I started thinking about this around the summer of 2012, when I realized that LiveJournal was well and truly on its way out. I was working on my dissertation, and I was coming up against the fact that a lot of the progressive literary movements I was trying to describe got started on LiveJournal before moving elsewhere (usually to Twitter). Like, you can't talk about Roxanne Gay or N. K. Jemisin without talking about LiveJournal. Understanding that all of these conversations were in danger of vanishing caused me to realize that one of the most valuable things I could do with my work was to try to preserve and explain as many of these digital artifacts as I could.
So, for about ten years, the point of my academic writing was this:
(1) Identify and select samples from a large and persistent online conversation
(2) Explain why this conversation is interesting, and who is involved
(3) Put this conversation into a broader social context
(4) Explain why this is important to public discourse
I like to think I'm a decent writer and scholar, and I'm not attacking anyone or saying anything offensive, but I received an absurd amount of pushback. It was intense, and it only got worse as I built my career.
I think the major problem is that I was focused on emergent conversations. A lot of the online conversations that "serious people" care about fit into pre-existing narratives: People care about #MeToo because feminism is a pre-existing story, people care about #BLM because the Civil Rights Movement is a pre-existing story, people care about the war in Ukraine because "Russia is evil" is a pre-existing story, etc.

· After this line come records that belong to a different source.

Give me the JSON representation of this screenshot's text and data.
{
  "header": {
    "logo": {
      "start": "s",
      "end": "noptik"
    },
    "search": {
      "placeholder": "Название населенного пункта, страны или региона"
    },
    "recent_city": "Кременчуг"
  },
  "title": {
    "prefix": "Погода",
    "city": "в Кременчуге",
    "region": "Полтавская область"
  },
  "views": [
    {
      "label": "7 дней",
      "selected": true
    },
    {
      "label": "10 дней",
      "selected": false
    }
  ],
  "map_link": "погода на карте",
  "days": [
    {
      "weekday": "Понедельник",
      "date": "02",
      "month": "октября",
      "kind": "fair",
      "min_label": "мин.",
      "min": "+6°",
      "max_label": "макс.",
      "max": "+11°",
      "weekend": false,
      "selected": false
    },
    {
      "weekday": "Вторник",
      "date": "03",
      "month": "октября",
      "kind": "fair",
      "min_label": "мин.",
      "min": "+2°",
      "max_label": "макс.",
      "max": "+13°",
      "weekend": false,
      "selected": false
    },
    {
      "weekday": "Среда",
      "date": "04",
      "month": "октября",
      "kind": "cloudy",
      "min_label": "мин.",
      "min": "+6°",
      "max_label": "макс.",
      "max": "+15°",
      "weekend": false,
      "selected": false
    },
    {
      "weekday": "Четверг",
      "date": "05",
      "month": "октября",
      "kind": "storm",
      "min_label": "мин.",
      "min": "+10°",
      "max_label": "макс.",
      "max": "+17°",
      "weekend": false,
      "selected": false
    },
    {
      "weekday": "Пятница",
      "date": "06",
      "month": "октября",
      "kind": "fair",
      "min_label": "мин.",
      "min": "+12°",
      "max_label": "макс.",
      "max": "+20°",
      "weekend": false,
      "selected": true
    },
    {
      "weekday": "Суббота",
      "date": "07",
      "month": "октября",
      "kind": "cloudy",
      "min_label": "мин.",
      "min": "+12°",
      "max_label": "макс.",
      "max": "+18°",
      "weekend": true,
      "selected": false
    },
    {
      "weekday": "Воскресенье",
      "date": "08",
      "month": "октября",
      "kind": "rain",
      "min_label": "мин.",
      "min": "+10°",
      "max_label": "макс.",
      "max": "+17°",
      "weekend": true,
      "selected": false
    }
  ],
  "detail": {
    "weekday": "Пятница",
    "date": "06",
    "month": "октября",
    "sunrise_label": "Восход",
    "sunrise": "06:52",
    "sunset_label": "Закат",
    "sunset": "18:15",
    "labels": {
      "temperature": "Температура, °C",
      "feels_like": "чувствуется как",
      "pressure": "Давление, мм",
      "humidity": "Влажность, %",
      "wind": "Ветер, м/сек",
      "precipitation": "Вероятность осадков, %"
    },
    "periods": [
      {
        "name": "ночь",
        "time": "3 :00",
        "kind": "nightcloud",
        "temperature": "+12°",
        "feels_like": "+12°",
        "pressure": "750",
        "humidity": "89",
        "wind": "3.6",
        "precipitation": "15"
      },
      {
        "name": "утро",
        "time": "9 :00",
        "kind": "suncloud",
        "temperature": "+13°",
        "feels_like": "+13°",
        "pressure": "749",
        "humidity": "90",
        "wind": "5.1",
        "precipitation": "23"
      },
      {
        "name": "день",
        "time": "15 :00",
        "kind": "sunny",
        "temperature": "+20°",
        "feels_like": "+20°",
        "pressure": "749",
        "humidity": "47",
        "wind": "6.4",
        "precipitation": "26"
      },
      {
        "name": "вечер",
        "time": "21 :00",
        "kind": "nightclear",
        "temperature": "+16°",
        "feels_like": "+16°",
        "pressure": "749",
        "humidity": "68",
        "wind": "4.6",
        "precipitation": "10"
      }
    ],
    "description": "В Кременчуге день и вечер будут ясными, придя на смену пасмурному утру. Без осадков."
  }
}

But what if it's something like transgender rights or disability activism? These aren't new movements by any means, but we don't yet have a large historical narrative that establishes them as weighty matters.
But they are, of course! An entire generation of people saying "gender is constructed, and I choose my own pronouns" is going to have repercussions, as is the generation of people who found the courage to celebrate different body types and neurotypes immediately preceding and during a global pandemic that brought these issues to everyone's attention in a major way. Because it's difficult to document Twitter conversations after they've passed, you really have to document them as they're ongoing. This requires a ton of work, but I think it's important. These large historical narratives have to come from somewhere, after all, and I think Twitter is (was?) a major part of this process.
But I don't do this anymore. It was so weird to be intellectually invested in a multilingual Cultural Studies project of excavating the "digital dark age" and then read a review of my book in which a grown adult graduate student complains that the plot of Sailor Moon is difficult to follow. And then, when you say this isn't a fair critique and should have received some sort of editorial feedback, other grad students get on Twitter to call you an autistic freakshow who wasn't raped enough as a child. Looks like someone needs a lobotomy. Do everyone a favor and die of cancer.
I guess what I'm saying is that while it's important to create archives, it's also important to understand and respect the work of people who use these archives. You can preserve all the data you want, but that doesn't mean much if the work of the people who excavate and explain this data isn't treated as legitimate scholarship that's worthy of support.